16th century English Protestant reformer, printer and translator

William Marshall (died 1540?) was an English Protestant reformer, printer, and translator.

==Early life==
Marshall apparently acted as clerk to Sir Richard Broke, the chief baron of the exchequer, and was acquainted with Sir Thomas More. He advocated for Henry VIII's divorce from Catherine of Aragon, and in 1535 was one of Thomas Cromwell's confidential agents.
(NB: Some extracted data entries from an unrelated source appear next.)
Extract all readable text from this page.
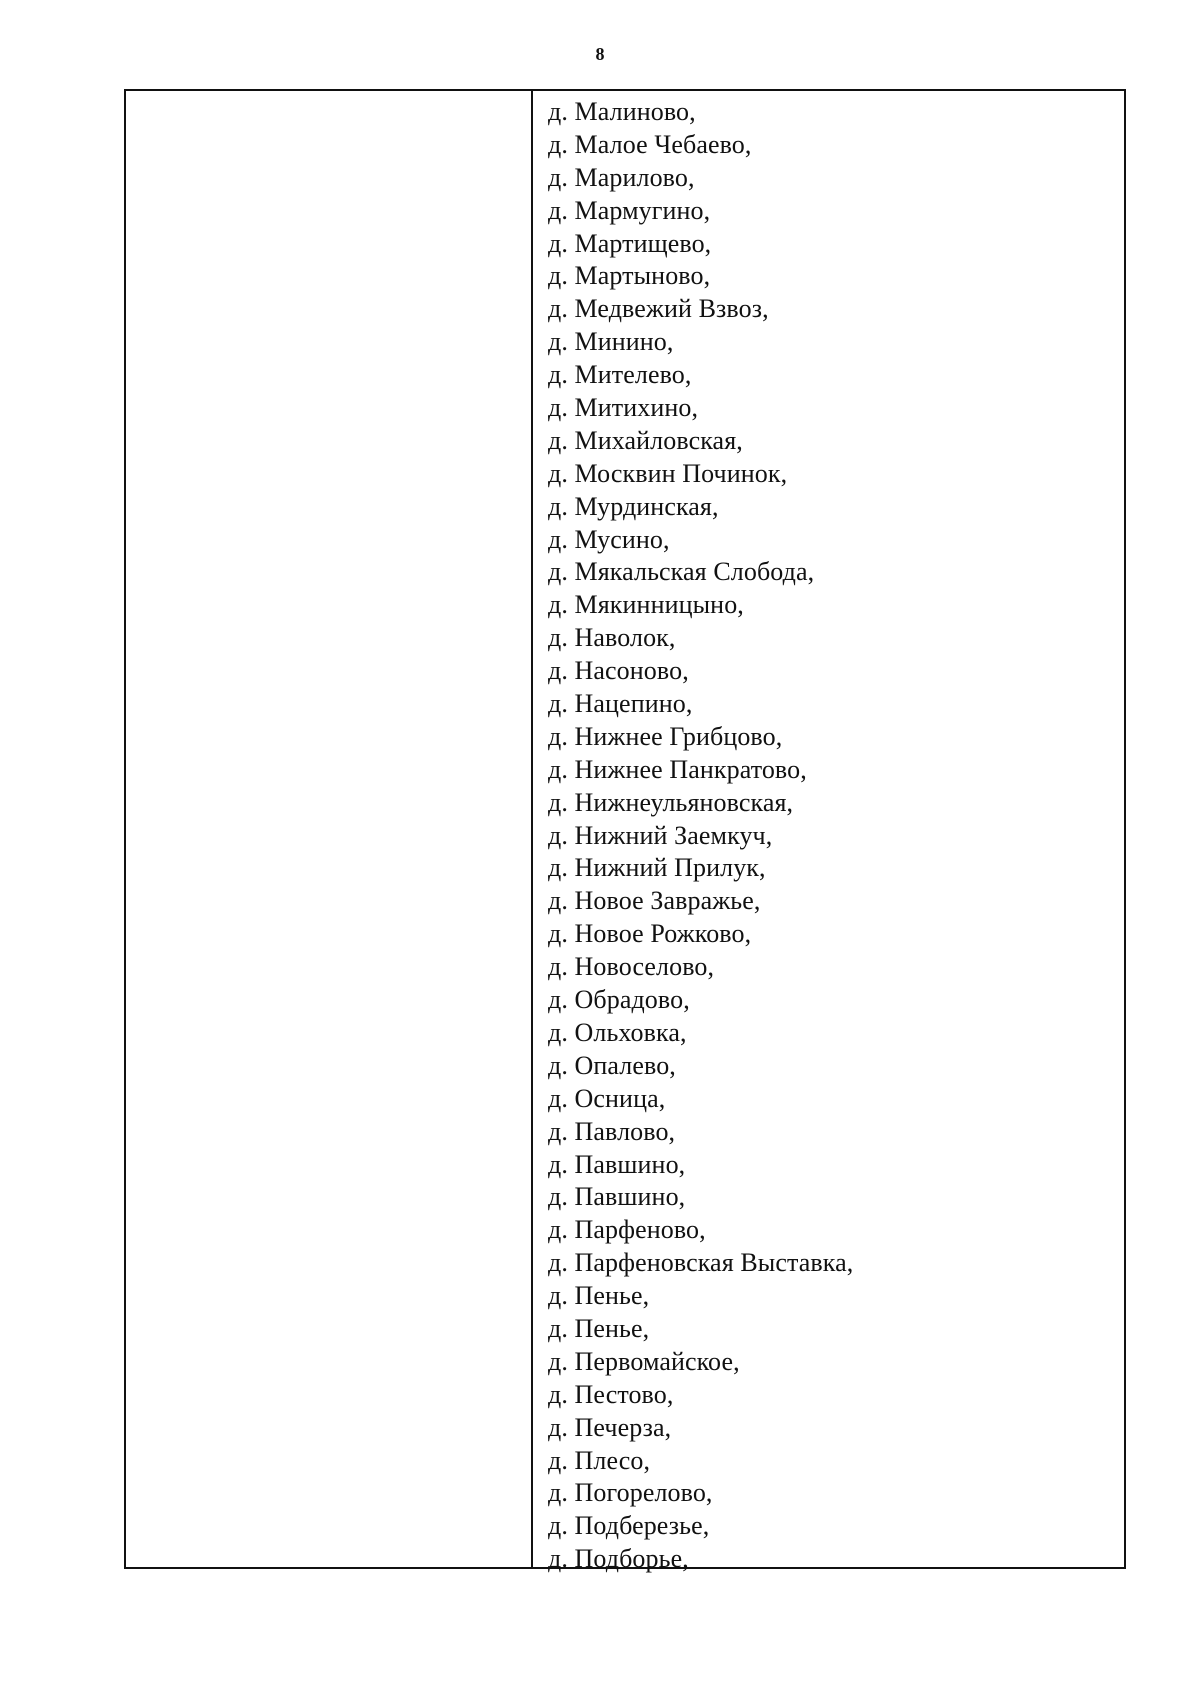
8
д. Малиново,
д. Малое Чебаево,
д. Марилово,
д. Мармугино,
д. Мартищево,
д. Мартыново,
д. Медвежий Взвоз,
д. Минино,
д. Мителево,
д. Митихино,
д. Михайловская,
д. Москвин Починок,
д. Мурдинская,
д. Мусино,
д. Мякальская Слобода,
д. Мякинницыно,
д. Наволок,
д. Насоново,
д. Нацепино,
д. Нижнее Грибцово,
д. Нижнее Панкратово,
д. Нижнеульяновская,
д. Нижний Заемкуч,
д. Нижний Прилук,
д. Новое Завражье,
д. Новое Рожково,
д. Новоселово,
д. Обрадово,
д. Ольховка,
д. Опалево,
д. Осница,
д. Павлово,
д. Павшино,
д. Павшино,
д. Парфеново,
д. Парфеновская Выставка,
д. Пенье,
д. Пенье,
д. Первомайское,
д. Пестово,
д. Печерза,
д. Плесо,
д. Погорелово,
д. Подберезье,
д. Подборье,
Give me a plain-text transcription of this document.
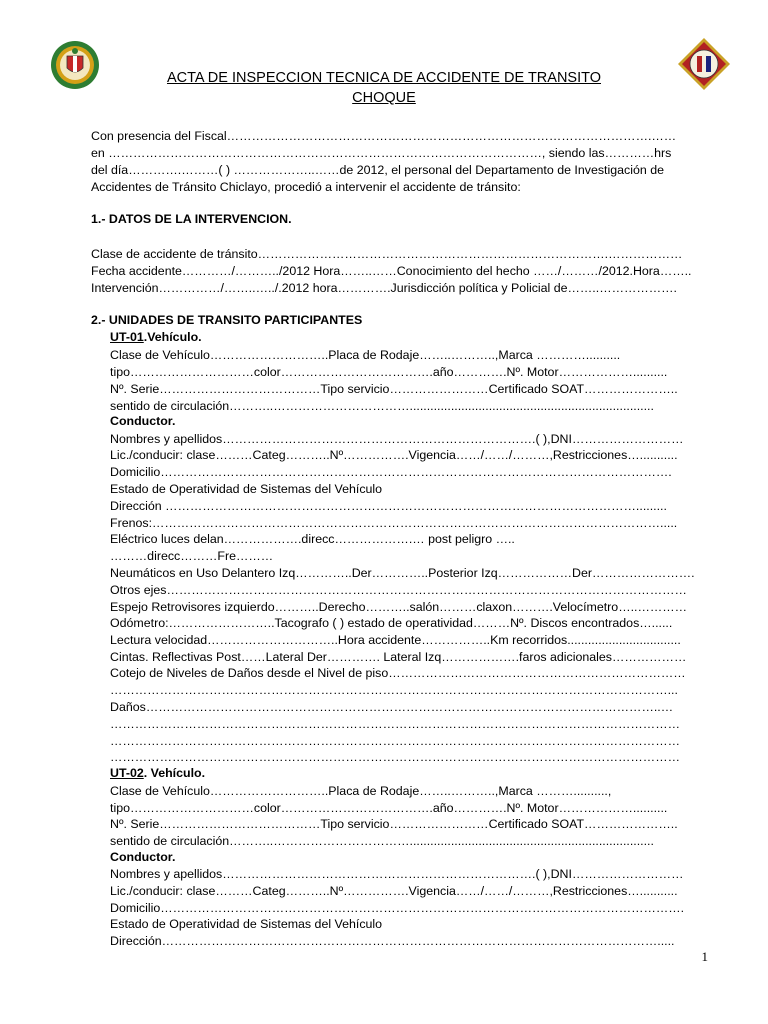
ACTA DE INSPECCION TECNICA DE ACCIDENTE DE TRANSITO
CHOQUE
Con presencia del Fiscal………………………………………………………………………………………….……
en ……………………………………………………………………………………………, siendo las…………hrs
del día………….………( ) ………………..……de 2012, el personal del Departamento de Investigación de
Accidentes de Tránsito Chiclayo, procedió a intervenir el accidente de tránsito:
1.- DATOS DE LA INTERVENCION.
Clase de accidente de tránsito………………………………………………………………………….………………
Fecha accidente…………/………../2012 Hora……..……Conocimiento del hecho ……/………/2012.Hora……..
Intervención……………/……..…../.2012 hora………….Jurisdicción política y Policial de……..……………….
2.- UNIDADES DE TRANSITO PARTICIPANTES
UT-01.Vehículo.
Clase de Vehículo………………………..Placa de Rodaje……..………..,Marca …………..........
tipo…………………………color……………………………….año………….Nº. Motor………………..........
Nº. Serie…………………………………Tipo servicio……………………Certificado SOAT…………………..
sentido de circulación………..…………………………….......................................................................
Conductor.
Nombres y apellidos………………………………………………………………….( ),DNI………………………
Lic./conducir: clase………Categ………..Nº…………….Vigencia……/……/………,Restricciones…...........
Domicilio…………………………………………………………………………………………………………….
Estado de Operatividad de Sistemas del Vehículo
Dirección …………………………………………………………………………………………………….........
Frenos:…………………………………………………………………………………………………………….....
Eléctrico luces delan……………….direcc……………….… post peligro …..
………direcc………Fre………
Neumáticos en Uso Delantero Izq…………..Der…………..Posterior Izq………………Der…………………….
Otros ejes………………………………………………………………………………………………………………
Espejo Retrovisores izquierdo………..Derecho………..salón………claxon……….Velocímetro…..…………
Odómetro:……………………..Tacografo ( ) estado de operatividad………Nº. Discos encontrados…......
Lectura velocidad…………………………..Hora accidente……………..Km recorridos.................................
Cintas. Reflectivas Post……Lateral Der…………. Lateral Izq……………….faros adicionales………………
Cotejo de Niveles de Daños desde el Nivel de piso………………………………………………………………
………………………………………………………………………………………………………………………...
Daños……………………………………………………………………………………………………………..…
…………………………………………………………………………………………………………………………
…………………………………………………………………………………………………………………………
…………………………………………………………………………………………………………………………
UT-02. Vehículo.
Clase de Vehículo………………………..Placa de Rodaje……..………..,Marca ………..........,
tipo…………………………color……………………………….año………….Nº. Motor………………..........
Nº. Serie…………………………………Tipo servicio……………………Certificado SOAT…………………..
sentido de circulación………..…………………………….......................................................................
Conductor.
Nombres y apellidos………………………………………………………………….( ),DNI………………………
Lic./conducir: clase………Categ………..Nº…………….Vigencia……/……/………,Restricciones…...........
Domicilio……………………………………………………………………………………………………………….
Estado de Operatividad de Sistemas del Vehículo
Dirección………………………………………………………………………………………………………….....
1
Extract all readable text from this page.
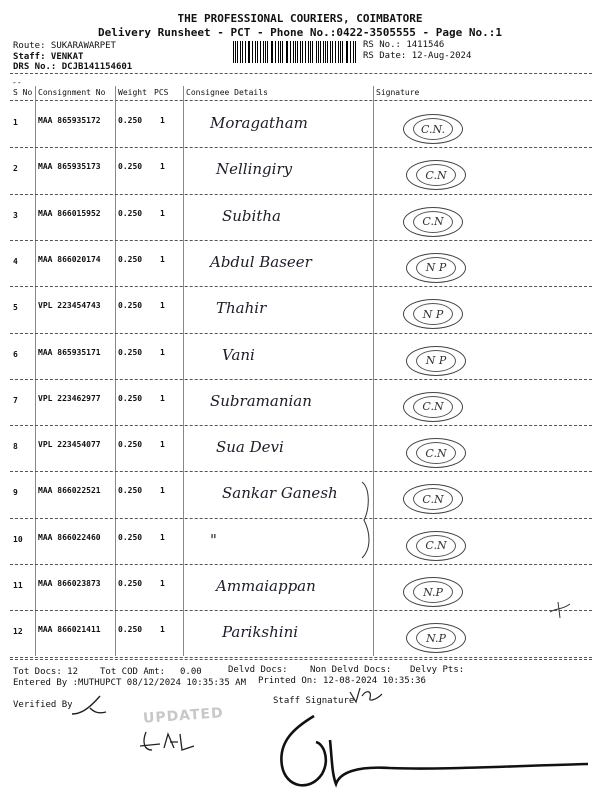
THE PROFESSIONAL COURIERS, COIMBATORE
Delivery Runsheet - PCT - Phone No.:0422-3505555 - Page No.:1
Route: SUKARAWARPET
Staff: VENKAT
DRS No.: DCJB141154601
RS No.: 1411546
RS Date: 12-Aug-2024
--
S No Consignment No Weight PCS Consignee Details	Signature
1	MAA 865935172 0.250 1	Moragatham	C.N.
2	MAA 865935173 0.250 1	Nellingiry	C.N
3	MAA 866015952 0.250 1	Subitha	C.N
4	MAA 866020174 0.250 1	Abdul Baseer	N P
5	VPL 223454743 0.250 1	Thahir	N P
6	MAA 865935171 0.250 1	Vani	N P
7	VPL 223462977 0.250 1	Subramanian	C.N
8	VPL 223454077 0.250 1	Sua Devi	C.N
9	MAA 866022521 0.250 1	Sankar Ganesh	C.N
10 MAA 866022460 0.250 1	"	C.N
11 MAA 866023873 0.250 1	Ammaiappan	N.P
12 MAA 866021411 0.250 1	Parikshini	N.P
Tot Docs: 12 Tot COD Amt: 0.00	Delvd Docs: Non Delvd Docs: Delvy Pts:
Entered By :MUTHUPCT 08/12/2024 10:35:35 AM Printed On: 12-08-2024 10:35:36
Verified By	Staff Signature
UPDATED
==Translations and other works==
Through Thomas Cromwell's favour, Marshall obtained a license for printing books, and his main occupation from about 1534 seems to have been in preparing works for his press. At the period when he first began literary work, he was living in Wood Street, London. He was then translating Lorenzo Valla's undermining of the Donation of Constantine, and a work by Erasmus that appeared under the titles Maner and Forme of Confession or Erasmus of Confession.

Borrowing from Cromwell, Marshall published The Defence of Peace, on 27 July 1535. It was a translation of Marsilio of Padua's Defensor pacis, the 14th century work against the temporal power of the Pope. It was printed by Robert Wyer. In the same year appeared his Pyctures and Ymages, printed by John Gough, an English translation via Latin of Martin Bucer's Das einigerlei Bild. Lord Chancellor Thomas Audeley and Thomas Broke thought it too provocative. Cromwell, however, let it go ahead, with a noticeable reaction to its suggestions on burning images.

Marshall built up a reformist portfolio, with a translation by William Turner from Joachim Vadian, an English primer that presaged the Bishops' Book and Thomas Cranmer's Litany, and a Flemish work on poor relief. The Defensor pacis, however, did not sell well. In 1536, Marshall encountered money troubles, and a family problem as John Gostwick pursued a loan of his brother Thomas, parson at South Molton. Cromwell was unwilling to help as Gostwick was one of his closest friends, or give Marshall preferments stripped from Reginald Pole.

In 1542 there appeared Marshall's An Abridgement of Sebastian Munster's Chronicle, printed by Wyer. Joseph Ames also attributed to Marshall the Chrysten Bysshop and Counterfayte Bysshop, n.d., printed by Gough. The date of his death is unknown, but may be around 1540.

==Family==
Marshall was married and had two sons, Richard, who has been tentatively identified with Richard Marshall the dean of Christ Church, and another named Thomas. Nothing is known of his marriage or of any other children.